Une fois cette mise au point faite, il est aisé de comprendre que les comparaisons entre un système fédéral très complexe, avec un pouvoir parlementaire et un système centralisé concentrant tous les pouvoirs entre les mains d'un seul homme, sont fortuites.


Mais pour faire plaisir à l'ex-membre du groupe Debza, on poussera la chansonnette de la comparaison jusqu'aux plus hautes gammes de l'absurde.

Bouteflika a aboli la limitation des mandats (**): À son arrivée, Bouteflika avait trouvé une constitution qui interdisait au président de se représenter plus de deux fois. Il l'a piétiné, et l'a changé en 2008, par voie parlementaire, pour abroger l'amendement limitant le nombre de mandats, et se donner plus de pouvoirs au détriment de l'exécutif, car comme il l'entonnait à son arrivée en 1999, il ne voulait nullement être un trois quarts de président. Madame Merkel n'a jamais touché dans ce sens à la constitution de son pays, qui permettait dès le départ, à un chancelier, de candidater d'une manière illimitée.

Un système transparent versus un autre opaque : lorsqu'il y a des élections en Allemagne, c'est tout le pays qui y participe, avec toute la transparence nécessaire. Citoyens, mouvements associatifs et partis politiques prennent d'assaut les espaces publics sans être intimidés, menacés ou soudoyés. Les médias sont ouverts toute l'année à l'opposition et n'attendent pas "la fenêtre électorale" ou la permission du clan présidentiel pour s'exprimer dans les médias étatiques.
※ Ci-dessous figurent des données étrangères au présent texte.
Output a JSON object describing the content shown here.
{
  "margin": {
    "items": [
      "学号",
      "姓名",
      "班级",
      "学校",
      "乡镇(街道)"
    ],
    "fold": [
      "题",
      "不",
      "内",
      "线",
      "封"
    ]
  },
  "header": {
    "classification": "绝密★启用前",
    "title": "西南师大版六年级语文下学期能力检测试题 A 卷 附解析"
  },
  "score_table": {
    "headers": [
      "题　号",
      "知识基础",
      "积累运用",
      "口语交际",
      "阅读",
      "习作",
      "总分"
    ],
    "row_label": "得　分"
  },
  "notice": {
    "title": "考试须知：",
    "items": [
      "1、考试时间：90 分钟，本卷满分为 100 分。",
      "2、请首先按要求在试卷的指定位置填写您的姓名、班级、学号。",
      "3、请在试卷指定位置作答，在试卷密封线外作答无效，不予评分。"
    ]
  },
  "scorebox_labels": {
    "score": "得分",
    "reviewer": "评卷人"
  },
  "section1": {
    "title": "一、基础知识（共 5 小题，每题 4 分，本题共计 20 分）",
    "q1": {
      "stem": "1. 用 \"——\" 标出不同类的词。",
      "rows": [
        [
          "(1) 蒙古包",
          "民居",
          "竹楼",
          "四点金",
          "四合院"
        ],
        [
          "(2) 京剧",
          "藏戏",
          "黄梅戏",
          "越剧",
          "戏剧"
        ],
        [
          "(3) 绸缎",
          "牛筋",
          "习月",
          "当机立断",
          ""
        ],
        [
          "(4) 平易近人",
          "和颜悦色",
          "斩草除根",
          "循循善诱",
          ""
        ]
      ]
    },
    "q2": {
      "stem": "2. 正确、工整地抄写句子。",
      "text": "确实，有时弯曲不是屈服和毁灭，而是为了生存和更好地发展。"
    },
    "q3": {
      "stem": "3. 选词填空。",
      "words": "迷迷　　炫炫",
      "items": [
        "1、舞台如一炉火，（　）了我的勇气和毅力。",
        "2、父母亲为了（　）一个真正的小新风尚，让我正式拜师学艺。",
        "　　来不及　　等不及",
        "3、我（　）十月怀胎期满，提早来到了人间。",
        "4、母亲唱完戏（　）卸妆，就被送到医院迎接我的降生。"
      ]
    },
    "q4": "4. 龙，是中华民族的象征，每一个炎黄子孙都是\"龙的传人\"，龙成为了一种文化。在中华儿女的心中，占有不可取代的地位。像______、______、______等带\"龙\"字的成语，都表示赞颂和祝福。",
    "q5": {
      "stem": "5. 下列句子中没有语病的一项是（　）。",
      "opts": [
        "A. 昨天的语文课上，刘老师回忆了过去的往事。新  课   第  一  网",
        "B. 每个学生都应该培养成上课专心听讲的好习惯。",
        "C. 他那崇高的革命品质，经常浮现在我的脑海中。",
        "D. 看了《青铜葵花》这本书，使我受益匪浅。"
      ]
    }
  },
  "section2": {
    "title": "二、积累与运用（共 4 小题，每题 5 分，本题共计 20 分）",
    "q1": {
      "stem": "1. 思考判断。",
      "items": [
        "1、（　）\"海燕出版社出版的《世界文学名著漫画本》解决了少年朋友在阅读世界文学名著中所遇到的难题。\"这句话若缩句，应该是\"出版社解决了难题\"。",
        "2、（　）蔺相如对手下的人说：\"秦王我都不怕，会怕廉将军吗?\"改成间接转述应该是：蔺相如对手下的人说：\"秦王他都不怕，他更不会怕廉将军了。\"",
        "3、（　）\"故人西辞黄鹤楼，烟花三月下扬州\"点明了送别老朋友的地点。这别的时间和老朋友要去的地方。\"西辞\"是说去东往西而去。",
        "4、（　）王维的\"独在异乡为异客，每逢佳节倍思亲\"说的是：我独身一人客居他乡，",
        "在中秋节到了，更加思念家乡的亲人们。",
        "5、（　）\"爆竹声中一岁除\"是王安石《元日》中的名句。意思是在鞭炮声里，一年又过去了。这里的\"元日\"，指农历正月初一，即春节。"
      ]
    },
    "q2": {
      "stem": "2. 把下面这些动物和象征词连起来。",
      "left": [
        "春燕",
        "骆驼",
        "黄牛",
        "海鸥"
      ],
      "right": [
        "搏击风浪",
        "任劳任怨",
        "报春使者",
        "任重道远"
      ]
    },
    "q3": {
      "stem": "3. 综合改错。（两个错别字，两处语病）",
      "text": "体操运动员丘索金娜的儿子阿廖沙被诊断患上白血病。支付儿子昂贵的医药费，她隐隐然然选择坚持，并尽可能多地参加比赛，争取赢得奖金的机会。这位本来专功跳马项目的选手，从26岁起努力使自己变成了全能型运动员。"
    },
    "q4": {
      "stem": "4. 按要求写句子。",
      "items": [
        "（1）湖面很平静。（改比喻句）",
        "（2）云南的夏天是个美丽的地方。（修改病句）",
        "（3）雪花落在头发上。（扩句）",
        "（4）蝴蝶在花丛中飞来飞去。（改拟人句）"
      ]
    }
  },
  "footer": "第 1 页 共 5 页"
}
Aussi, on n'a jamais entendu parler de résultats truqués, de bourrage d'urnes ou d'administration partisane en Allemagne, et cela suffit pour arrêter cette comparaison burlesque.

Merkel est en santé, s'exprime et mène de vraies campagnes électorales : ce que n'a pu faire le président Bouteflika pour son quatrième mandat. Certaines mauvaises langues disaient à l'époque, que le président algérien allait être élu sur poster. Il n'avait pas fait un seul meeting, pas parlé à un seul média et les rumeurs quant à la détérioration de son état de santé faisaient la Une des journaux. Les seules personnes visibles à l'époque, étaient justement ses hommes de main, dont monsieur Benyounes, qui avaient sillonnés le pays pour faire campagne à un président fantôme. Aussi, la campagne électorale, était survenue un an à peine après qu'Abdelaziz Bouteflika, s'était absenté 88 jours pour aller soigner un AVC à Val de Grâce, et revenir sur un fauteuil roulant!

Défi relevé; à vous de relever le nôtre:: Permettez, monsieur Amara Benyounes de vous mettre à notre tour au défi : répondez nous, et dites-nous, si lorsque vous-vous rasez le matin, vos yeux de quinquagénaire, perçoivent encore dans la glace, le reflet du jeune opposant, qui se battait avec véhémence contre ce même Bouteflika.